Duration: 3,025 hours of egocentric video
Camera wearers: 931 participants
Locations: 74 worldwide locations across 9 countries
Frame rate: 30 fps
Annotations: Narrations, temporal actions, object interactions, social interactions
Format: MP4, JSON annotations
License: Ego4D License — non-commercial research only
Access: Gated — requires signing Ego4D license agreement

How it compares

Ego4D is by far the largest egocentric dataset available (3,025 hours vs EgoVerse's 1,213 hours), but covers human activities rather than robot demonstrations directly. EgoVerse provides real robot demonstrations in egocentric format with task labels — more directly usable for robot policy training. Ego4D's value is scale for pretraining visual representations; EgoVerse's value is task-labelled robot demonstrations.
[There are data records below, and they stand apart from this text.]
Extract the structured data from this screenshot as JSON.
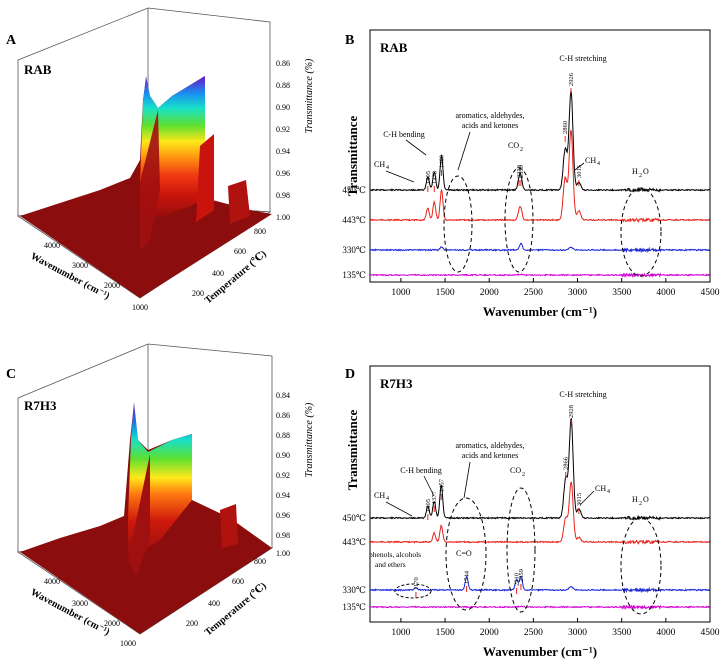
{
  "panels": {
    "A": {
      "letter": "A",
      "sample": "RAB"
    },
    "B": {
      "letter": "B",
      "sample": "RAB"
    },
    "C": {
      "letter": "C",
      "sample": "R7H3"
    },
    "D": {
      "letter": "D",
      "sample": "R7H3"
    }
  },
  "colors": {
    "c450": "#000000",
    "c443": "#e8231c",
    "c330": "#1a24d6",
    "c135": "#d400d4",
    "surface_base": "#8b0d0d"
  },
  "chart_data": [
    {
      "id": "A",
      "type": "surface3d",
      "title": "RAB",
      "xlabel": "Wavenumber (cm⁻¹)",
      "ylabel": "Temperature (℃)",
      "zlabel": "Transmittance (%)",
      "xticks": [
        "4000",
        "3000",
        "2000",
        "1000"
      ],
      "yticks": [
        "200",
        "400",
        "600",
        "800"
      ],
      "zticks": [
        "0.86",
        "0.88",
        "0.90",
        "0.92",
        "0.94",
        "0.96",
        "0.98",
        "1.00"
      ],
      "zlim": [
        0.86,
        1.0
      ]
    },
    {
      "id": "B",
      "type": "line",
      "title": "RAB",
      "xlabel": "Wavenumber (cm⁻¹)",
      "ylabel": "Transmittance",
      "xlim": [
        650,
        4500
      ],
      "xticks": [
        "1000",
        "1500",
        "2000",
        "2500",
        "3000",
        "3500",
        "4000",
        "4500"
      ],
      "series": [
        {
          "name": "450℃",
          "peaks": [
            [
              1305,
              0.45
            ],
            [
              1378,
              0.6
            ],
            [
              1460,
              1.15
            ],
            [
              2338,
              0.3
            ],
            [
              2359,
              0.38
            ],
            [
              2860,
              1.35
            ],
            [
              2926,
              3.3
            ],
            [
              3015,
              0.25
            ]
          ]
        },
        {
          "name": "443℃",
          "peaks": [
            [
              1305,
              0.4
            ],
            [
              1378,
              0.6
            ],
            [
              1460,
              1.0
            ],
            [
              2338,
              0.25
            ],
            [
              2359,
              0.3
            ],
            [
              2860,
              1.4
            ],
            [
              2926,
              3.0
            ],
            [
              3015,
              0.3
            ]
          ]
        },
        {
          "name": "330℃",
          "peaks": [
            [
              1460,
              0.1
            ],
            [
              2359,
              0.22
            ],
            [
              2926,
              0.08
            ]
          ]
        },
        {
          "name": "135℃",
          "peaks": [
            [
              2359,
              0.03
            ]
          ]
        }
      ],
      "annotations": {
        "ch_stretch": "C-H stretching",
        "arom_line1": "aromatics, aldehydes,",
        "arom_line2": "acids and ketones",
        "ch_bend": "C-H bending",
        "ch4": "CH",
        "co2": "CO",
        "h2o": "H",
        "p1305": "1305",
        "p1378": "1378",
        "p1460": "1460",
        "p2338": "2338",
        "p2359": "2359",
        "p2860": "2860",
        "p2926": "2926",
        "p3015": "3015"
      }
    },
    {
      "id": "C",
      "type": "surface3d",
      "title": "R7H3",
      "xlabel": "Wavenumber (cm⁻¹)",
      "ylabel": "Temperature (℃)",
      "zlabel": "Transmittance (%)",
      "xticks": [
        "4000",
        "3000",
        "2000",
        "1000"
      ],
      "yticks": [
        "200",
        "400",
        "600",
        "800"
      ],
      "zticks": [
        "0.84",
        "0.86",
        "0.88",
        "0.90",
        "0.92",
        "0.94",
        "0.96",
        "0.98",
        "1.00"
      ],
      "zlim": [
        0.84,
        1.0
      ]
    },
    {
      "id": "D",
      "type": "line",
      "title": "R7H3",
      "xlabel": "Wavenumber (cm⁻¹)",
      "ylabel": "Transmittance",
      "xlim": [
        650,
        4500
      ],
      "xticks": [
        "1000",
        "1500",
        "2000",
        "2500",
        "3000",
        "3500",
        "4000",
        "4500"
      ],
      "series": [
        {
          "name": "450℃",
          "peaks": [
            [
              1305,
              0.4
            ],
            [
              1377,
              0.55
            ],
            [
              1457,
              1.1
            ],
            [
              2866,
              1.3
            ],
            [
              2928,
              3.3
            ],
            [
              3015,
              0.3
            ]
          ]
        },
        {
          "name": "443℃",
          "peaks": [
            [
              1377,
              0.3
            ],
            [
              1457,
              0.55
            ],
            [
              2866,
              0.8
            ],
            [
              2928,
              2.0
            ],
            [
              3015,
              0.15
            ]
          ]
        },
        {
          "name": "330℃",
          "peaks": [
            [
              1170,
              0.08
            ],
            [
              1744,
              0.45
            ],
            [
              2310,
              0.35
            ],
            [
              2359,
              0.45
            ],
            [
              2928,
              0.1
            ]
          ]
        },
        {
          "name": "135℃",
          "peaks": [
            [
              2359,
              0.03
            ]
          ]
        }
      ],
      "annotations": {
        "ch_stretch": "C-H stretching",
        "arom_line1": "aromatics, aldehydes,",
        "arom_line2": "acids and ketones",
        "ch_bend": "C-H bending",
        "ch4": "CH",
        "co2": "CO",
        "h2o": "H",
        "co": "C=O",
        "phenols1": "phenols, alcohols",
        "phenols2": "and ethers",
        "p1170": "1170",
        "p1305": "1305",
        "p1377": "1377",
        "p1457": "1457",
        "p1744": "1744",
        "p2310": "2310",
        "p2359": "2359",
        "p2866": "2866",
        "p2928": "2928",
        "p3015": "3015"
      }
    }
  ]
}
Limitations and access notes

The Ego4D license prohibits commercial use. Access requires signing the license agreement which includes providing institutional affiliation. The dataset covers human activities — transfer to robot manipulation requires domain adaptation. Not all activities are relevant to robot manipulation tasks.

Linked professions

Frequently asked questions

How is Ego4D used for robot learning?

Ego4D is primarily used to pretrain visual representations (encoders) that are then fine-tuned on smaller robot datasets. The scale and diversity of human egocentric video allows models to learn rich visual features for manipulation understanding before seeing any robot data.

Can Ego4D be used commercially?

No. The Ego4D Research License restricts use to non-commercial academic research only. Commercial use requires a separate arrangement with Meta AI Research.

How do I access Ego4D?

Access requires signing the Ego4D license agreement at ego4d-data.org. You must provide institutional affiliation and agree to non-commercial use restrictions. Once approved, data is available via the Ego4D downloader tool.
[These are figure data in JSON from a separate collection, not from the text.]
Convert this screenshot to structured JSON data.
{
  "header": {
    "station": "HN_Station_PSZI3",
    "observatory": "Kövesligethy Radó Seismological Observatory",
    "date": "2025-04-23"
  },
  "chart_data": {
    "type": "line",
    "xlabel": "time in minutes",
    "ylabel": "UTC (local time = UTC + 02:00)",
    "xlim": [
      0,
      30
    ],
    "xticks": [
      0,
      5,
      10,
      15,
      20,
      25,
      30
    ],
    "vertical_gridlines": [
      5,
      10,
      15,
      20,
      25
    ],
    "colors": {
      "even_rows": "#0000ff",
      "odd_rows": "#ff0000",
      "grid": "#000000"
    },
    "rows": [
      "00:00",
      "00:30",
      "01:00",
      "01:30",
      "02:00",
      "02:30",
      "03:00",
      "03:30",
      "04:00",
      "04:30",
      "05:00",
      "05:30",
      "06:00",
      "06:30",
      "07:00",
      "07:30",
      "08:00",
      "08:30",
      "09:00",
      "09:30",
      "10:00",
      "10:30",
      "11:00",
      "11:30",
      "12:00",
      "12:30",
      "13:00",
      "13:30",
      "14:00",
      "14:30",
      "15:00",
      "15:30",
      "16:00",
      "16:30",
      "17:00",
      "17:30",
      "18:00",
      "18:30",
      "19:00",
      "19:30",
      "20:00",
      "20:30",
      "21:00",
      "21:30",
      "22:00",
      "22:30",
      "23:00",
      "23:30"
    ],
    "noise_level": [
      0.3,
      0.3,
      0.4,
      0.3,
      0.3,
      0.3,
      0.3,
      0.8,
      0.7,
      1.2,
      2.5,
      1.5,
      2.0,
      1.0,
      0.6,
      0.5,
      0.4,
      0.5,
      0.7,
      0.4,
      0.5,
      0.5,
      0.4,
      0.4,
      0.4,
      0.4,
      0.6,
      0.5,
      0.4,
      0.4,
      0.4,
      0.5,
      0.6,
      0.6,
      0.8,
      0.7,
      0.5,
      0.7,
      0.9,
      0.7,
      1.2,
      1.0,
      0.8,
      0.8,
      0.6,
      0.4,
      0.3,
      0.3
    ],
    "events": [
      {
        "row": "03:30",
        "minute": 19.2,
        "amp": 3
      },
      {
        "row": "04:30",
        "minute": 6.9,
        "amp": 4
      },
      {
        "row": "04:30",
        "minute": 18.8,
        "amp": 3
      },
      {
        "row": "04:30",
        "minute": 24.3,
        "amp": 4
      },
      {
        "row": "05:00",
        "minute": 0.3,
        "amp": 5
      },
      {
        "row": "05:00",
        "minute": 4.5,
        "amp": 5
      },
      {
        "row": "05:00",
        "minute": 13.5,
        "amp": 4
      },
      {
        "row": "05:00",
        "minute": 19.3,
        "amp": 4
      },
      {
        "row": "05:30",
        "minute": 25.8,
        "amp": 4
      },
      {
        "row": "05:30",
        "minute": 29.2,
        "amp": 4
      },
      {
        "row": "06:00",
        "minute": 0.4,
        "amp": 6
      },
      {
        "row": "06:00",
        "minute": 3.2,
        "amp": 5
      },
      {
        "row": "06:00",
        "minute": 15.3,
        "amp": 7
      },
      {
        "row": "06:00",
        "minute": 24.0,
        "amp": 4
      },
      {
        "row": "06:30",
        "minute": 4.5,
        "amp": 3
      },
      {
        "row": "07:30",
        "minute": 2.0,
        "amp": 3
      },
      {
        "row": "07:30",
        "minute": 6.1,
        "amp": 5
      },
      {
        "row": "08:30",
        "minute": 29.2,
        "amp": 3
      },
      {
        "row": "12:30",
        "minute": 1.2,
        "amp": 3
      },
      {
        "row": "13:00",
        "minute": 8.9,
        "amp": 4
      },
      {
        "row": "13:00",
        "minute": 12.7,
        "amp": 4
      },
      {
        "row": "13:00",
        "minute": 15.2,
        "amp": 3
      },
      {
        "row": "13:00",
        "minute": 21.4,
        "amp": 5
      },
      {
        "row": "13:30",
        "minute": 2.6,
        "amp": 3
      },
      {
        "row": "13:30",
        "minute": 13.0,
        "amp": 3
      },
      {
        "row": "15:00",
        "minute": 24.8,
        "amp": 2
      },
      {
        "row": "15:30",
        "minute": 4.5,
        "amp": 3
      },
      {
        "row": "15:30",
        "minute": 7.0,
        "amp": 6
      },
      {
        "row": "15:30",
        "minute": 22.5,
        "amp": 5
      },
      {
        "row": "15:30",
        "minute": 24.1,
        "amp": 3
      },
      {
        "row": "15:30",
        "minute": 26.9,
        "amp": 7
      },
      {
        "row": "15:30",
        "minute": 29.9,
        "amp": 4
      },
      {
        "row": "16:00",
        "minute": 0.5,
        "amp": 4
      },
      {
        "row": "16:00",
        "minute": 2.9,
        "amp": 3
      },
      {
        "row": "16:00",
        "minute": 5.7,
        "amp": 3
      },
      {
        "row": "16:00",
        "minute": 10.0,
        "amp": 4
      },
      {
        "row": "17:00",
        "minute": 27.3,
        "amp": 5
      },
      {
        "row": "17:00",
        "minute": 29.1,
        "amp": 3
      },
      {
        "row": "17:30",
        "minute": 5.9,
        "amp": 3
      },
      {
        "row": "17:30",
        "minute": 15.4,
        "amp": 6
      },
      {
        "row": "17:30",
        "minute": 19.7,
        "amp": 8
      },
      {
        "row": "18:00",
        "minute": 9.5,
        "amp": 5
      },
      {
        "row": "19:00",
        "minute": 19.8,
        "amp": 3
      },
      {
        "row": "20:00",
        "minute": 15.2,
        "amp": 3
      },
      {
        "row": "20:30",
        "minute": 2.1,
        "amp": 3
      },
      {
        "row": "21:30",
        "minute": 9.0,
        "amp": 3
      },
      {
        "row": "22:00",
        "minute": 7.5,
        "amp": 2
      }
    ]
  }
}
How does Ego4D compare to EgoVerse for robot learning?

Ego4D (3,025 hours) is larger than EgoVerse (1,213 hours) but contains human activities rather than robot demonstrations. EgoVerse provides task-labelled robot demonstrations with known robot kinematics — more directly usable for robot policy training. Ego4D is better for visual pretraining; EgoVerse is better for imitation learning.

What countries contributed to Ego4D?

Ego4D was collected across 74 locations in 9 countries by over 50 institutions worldwide. Camera wearers performed daily activities in their local environments, providing geographic and cultural diversity in the dataset that single-country collections cannot match.